Wednesday, March 23, 2011

Tommy Zbikowski Gears Up For For Saturday's Heavyweight Bout

Baltimore Ravens safety Tommy Zbikowski is making the the most of the NFL lockout and piling up pro boxing fights faster than Chad Ochocinco changes names.  The NFL star Zbikowski worked out today in a Manhattan gym preparing for a heavyweight pro-fight on Saturday in Atlantic City--only two weeks after his last fight.

The former Notre Dame football star waited almost five years between his pro debut and his second paid bout, a first-round TKO against Richard Bryant on March 12.

Zbikowski's weigh-ins have lasted longer than his first two fights.  In his pro debut, June 10, 2006, 'Tommy Z', at the age of 21, TKO'd Robert Bell at 0 :49 into the fight at Madison Square Garden.  Bryant managed to last until 1:45 from the opening bell when Zbikowski  left the bigger fighter breathless after a nasty body shot.

The former- All-American  Zbikowski (2-0, 2 KO's), will fight Caleb Grummet (0-0-1) in a four-round heavyweight undercard of the featured WBA and IBF featherweight Championship bout between Yuriorkis Gamboa (19-0, 15 KO's) and Jorge Solis (40-2-2, 29 KO's) at Boardwalk Hall in Atlantic City.  It will be shown live Saturday night on HBO.

The 25 year-old Zbikowski worked out at Manhattan's Kingsway Gym on Wednesday after leaving a Facebook post seeking help with his fight gear color scheme for this Saturday's bout: 'Need help...Should I wear purple and black or purple and white trunks at the fight Saturday?'  Most of the responses sided with the purple and black, but there were a few Blue and Gold as well.

While many NFL players have been talking about crossing over to other sports including the NBA or, like Ochocinco, boxing, to help pay the mortgage should the NFL season goes kaput,  Zbikowski is punching ahead--literally and quickly.  It only took minutes after his March 12 win against Bryant that he announced fighting this bout only fourteen days later.

Today, Zbikowski said that he will keep busy during the NFL lockout and pro-boxing is more passion than moonlighting and, as long as the labor strife continues, he will box.

"Right now, this isn't a second career for me," said Zbikowski.  "It is a first career."

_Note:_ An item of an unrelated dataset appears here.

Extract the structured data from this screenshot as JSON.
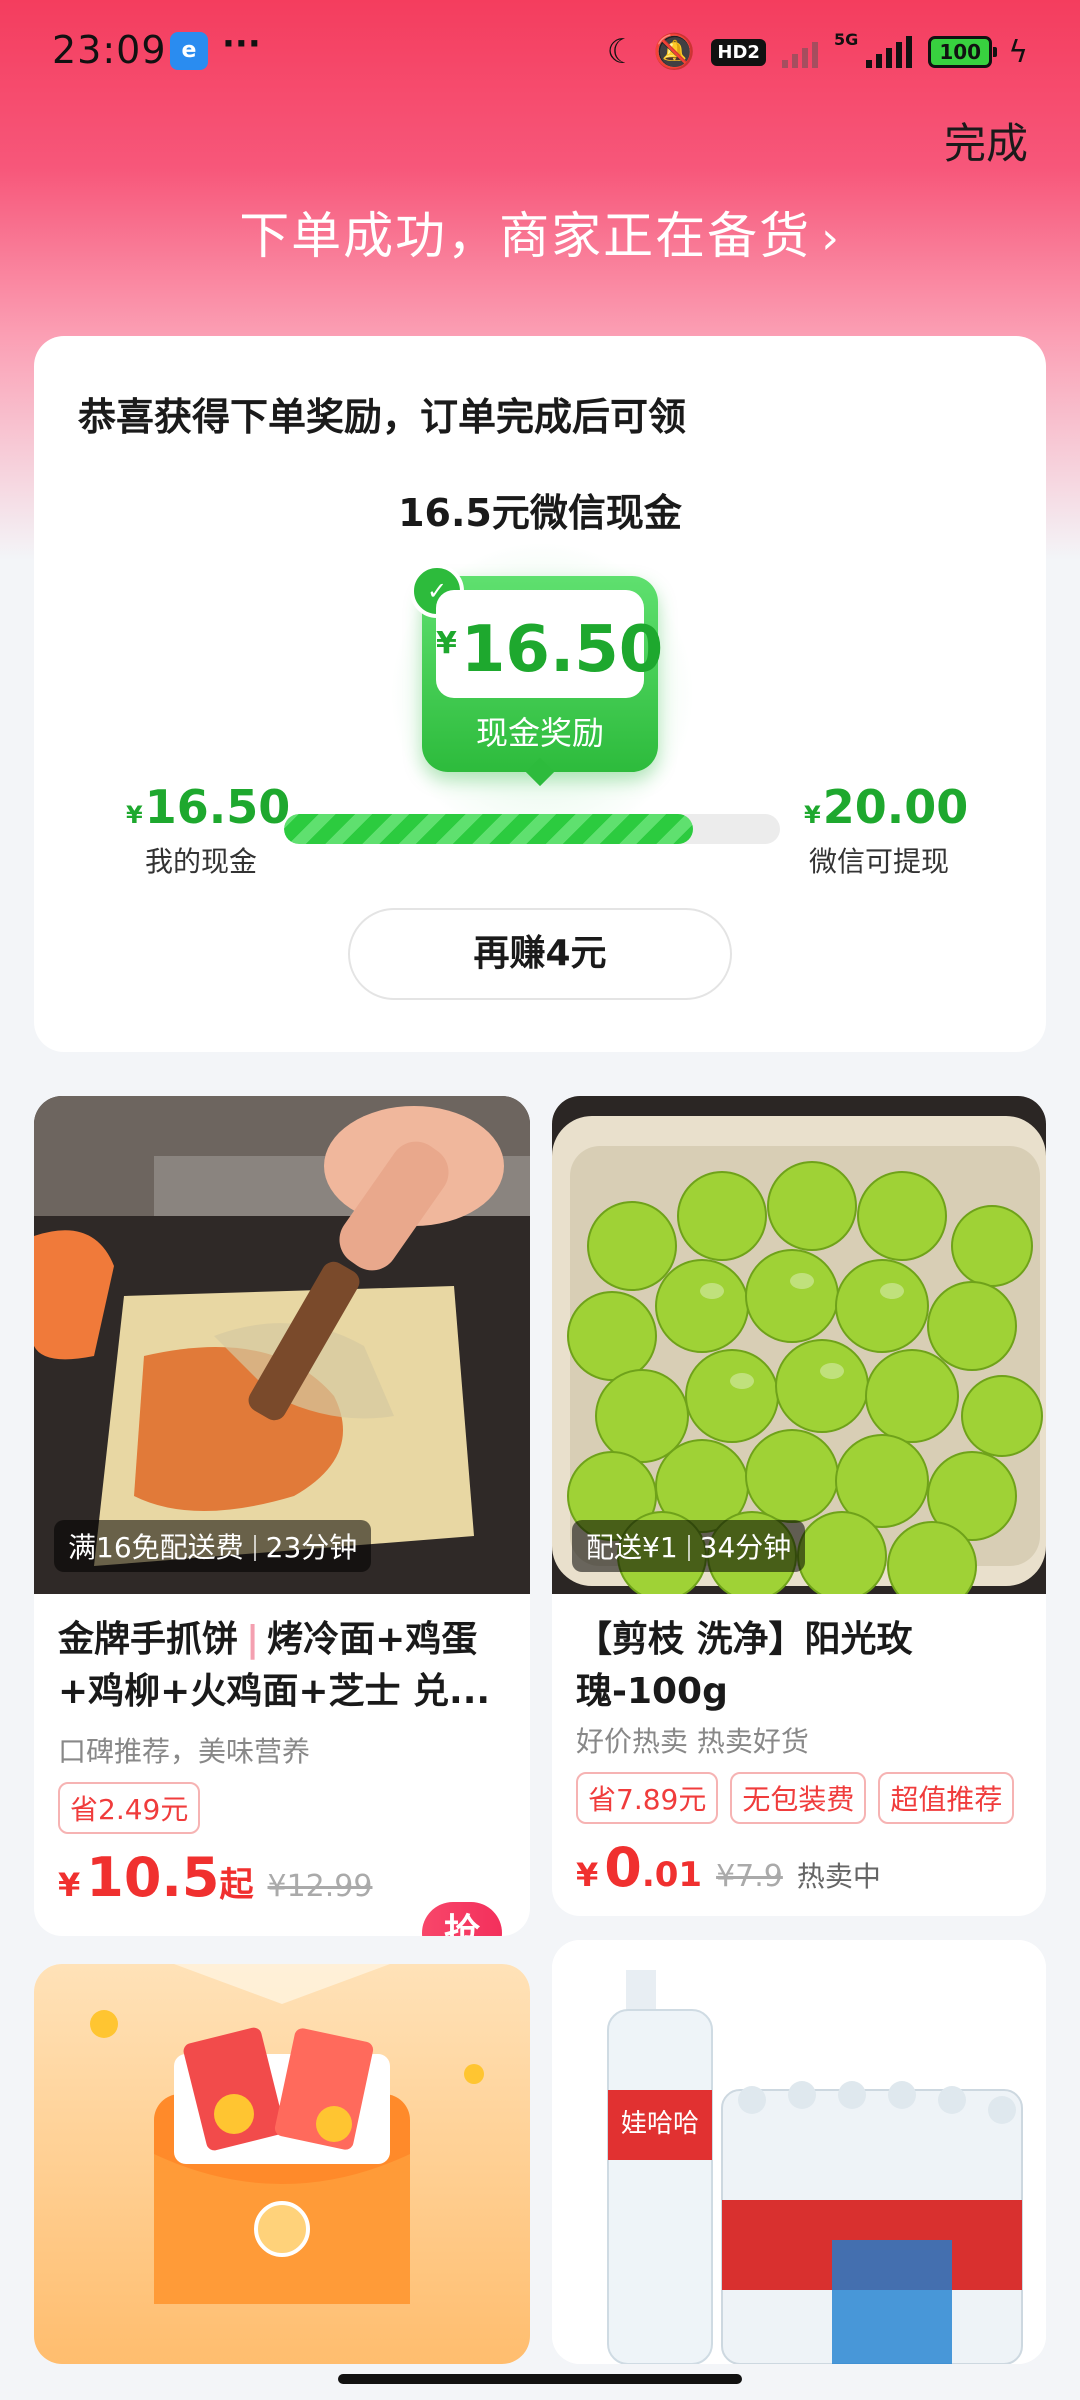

His father, Ed Zbikowski backed up his son's immersion into the sweet science the other day.  "It's not about money," he said.  "It's about earning respect on the boxing community.  It's also a great way to train for football if there is a lockout."

Well, there is a lockout.  Now Tommy Z gets to follow his dream while the NFL and team owners create a sports nightmare.